Sono tornata. Sono stata via per un po’. Ma ora sono qui. Per un altro po’. Almeno sei giorni. Che chissà poi dove va la gente quando sta via per un po’. Da qualche parte va. Sicuro.
Io dov’ero non lo so troppo bene. In giro. A cercare qualcosa. Alla fine non ho trovato nulla. Forse ho anche perso qualcosa che mi apparteneva. Ma ormai sono qui e tanto vale metterci una pietra sopra. E così ho fatto.
Nel frattempo, il resto del mondo mi è rimasto intorno. Le cose belle erano e sono ancora qui. Solo che non avevo tempo di guardarle. Ecco perché non ero qui. Perché non avevo tempo di starci qui. C’era qualcosa che mi attirava di più di tutto il resto.
Ora ho tutto il tempo. E, soprattutto, sono felice di essere tornata.
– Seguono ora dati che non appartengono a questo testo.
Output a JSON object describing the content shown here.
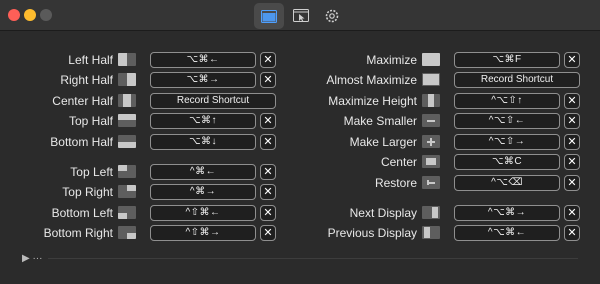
{
  "window": {
    "toolbar_tabs": [
      {
        "icon": "window-layout-icon",
        "active": true
      },
      {
        "icon": "cursor-window-icon",
        "active": false
      },
      {
        "icon": "gear-icon",
        "active": false
      }
    ]
  },
  "left_column": [
    {
      "label": "Left Half",
      "icon": "left-half-icon",
      "shortcut": "⌥⌘←",
      "has_clear": true
    },
    {
      "label": "Right Half",
      "icon": "right-half-icon",
      "shortcut": "⌥⌘→",
      "has_clear": true
    },
    {
      "label": "Center Half",
      "icon": "center-half-icon",
      "shortcut": "Record Shortcut",
      "has_clear": false
    },
    {
      "label": "Top Half",
      "icon": "top-half-icon",
      "shortcut": "⌥⌘↑",
      "has_clear": true
    },
    {
      "label": "Bottom Half",
      "icon": "bottom-half-icon",
      "shortcut": "⌥⌘↓",
      "has_clear": true
    },
    {
      "label": "Top Left",
      "icon": "top-left-icon",
      "shortcut": "^⌘←",
      "has_clear": true
    },
    {
      "label": "Top Right",
      "icon": "top-right-icon",
      "shortcut": "^⌘→",
      "has_clear": true
    },
    {
      "label": "Bottom Left",
      "icon": "bottom-left-icon",
      "shortcut": "^⇧⌘←",
      "has_clear": true
    },
    {
      "label": "Bottom Right",
      "icon": "bottom-right-icon",
      "shortcut": "^⇧⌘→",
      "has_clear": true
    }
  ],
  "right_column": [
    {
      "label": "Maximize",
      "icon": "maximize-icon",
      "shortcut": "⌥⌘F",
      "has_clear": true
    },
    {
      "label": "Almost Maximize",
      "icon": "almost-maximize-icon",
      "shortcut": "Record Shortcut",
      "has_clear": false
    },
    {
      "label": "Maximize Height",
      "icon": "maximize-height-icon",
      "shortcut": "^⌥⇧↑",
      "has_clear": true
    },
    {
      "label": "Make Smaller",
      "icon": "make-smaller-icon",
      "shortcut": "^⌥⇧←",
      "has_clear": true
    },
    {
      "label": "Make Larger",
      "icon": "make-larger-icon",
      "shortcut": "^⌥⇧→",
      "has_clear": true
    },
    {
      "label": "Center",
      "icon": "center-icon",
      "shortcut": "⌥⌘C",
      "has_clear": true
    },
    {
      "label": "Restore",
      "icon": "restore-icon",
      "shortcut": "^⌥⌫",
      "has_clear": true
    },
    {
      "label": "Next Display",
      "icon": "next-display-icon",
      "shortcut": "^⌥⌘→",
      "has_clear": true
    },
    {
      "label": "Previous Display",
      "icon": "previous-display-icon",
      "shortcut": "^⌥⌘←",
      "has_clear": true
    }
  ],
  "clear_glyph": "✕",
  "footer": {
    "disclosure": "▶ ···"
  }
}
In Duomo non ci vado da mesi. Fatta eccezione per il concerto pre-ballottaggio e per la festa in onore di Pisapia dopo la vittoria, il centro è off limits. Non mi interessa. E’ triste e banale. Sempre uguale a se stesso. Mi annoia. E nel mio periodo via di tutto avevo bisogno fuorché della noia.
Eppure c’era una cosa che monitoravo da settimane, nonostante tutto. Un evento, un’iniziativa, un’idea.
Un’idea geniale. Un’idea newyorkese. Un’idea meravigliosa nella sua semplicità:
trasformare la fermata Duomo della metropolitana milanese in una galleria d’arte. Arte underground. Come la metropolitana di Londra. Come il film di Kusturika.

Era da un po’ che volevo visitare questa galleria sotterranea. Nata non per amore dell’arte (o non solo), ma per rispondere a una precisa esigenza di mercato: trovare un modo nuovo, diverso di comunicare. Di “fare pubblicità”.
E alla fine ci sono andata.

I soggetti coinvolti:
– un’agenzia di pubblicità piccola piccola che si definisce il primo laboratorio ri-creativo d’Italia: I biscotti comunicano– Una delle ideatrici dell’iniziativa che mi ha segnalato il progetto: A.R.
– Una grossa azienda con l’esigenza di cambiare strategia di comunicazione per proporsi sul mercato con un’immagine nuova (forse non è proprio così. Ma immagino che un’azienda che accetti una proposta simile abbia in mente proprio qualcosa del genere): Easy Jet
– Un labirinto di gallerie metropolitane tristi e vuote: la stazione della metropolitana del Duomo, Galleria Civica
– 36 artisti che hanno prestato al progetto la loro firma e la loro arte (4 dei dipinti presenti sono stati realizzati dal vivo)
– Un’associazione onlus a cui andrà tutto il ricavato della vendita dei quadri, una volta terminata l’esposizione, tramite asta su E-Bay: Spazio Prevenzione Onlus.



Il risultato è qualcosa che a Milano non si è mai visto: il rallentamento.
Gente che rallenta per guardare. Come ci si ferma a guardare due che litigano. O un incidente. Con quell’atteggiamento lì. Come a dire: e ora? Che succede?
La mano rallenta la presa dal cellulare. Lo sguardo viene catturato dal colore. I volti si incrociano stupiti. Gli automi assumono l’aspetto di una specie di umanità primordiale. È questione di un attimo. A Milano non ci si ferma mai. Ma quell’attimo vale la pena di essere visto.
Perché forse, a forza di attimi, a spese delle multinazionali, grazie alle idee geniali di persone geniali, Milano può diventare un po’ New York. Le metropolitane squallide gallerie d’arte. I milanesi belli. Anche alle sette di lunedì mattino.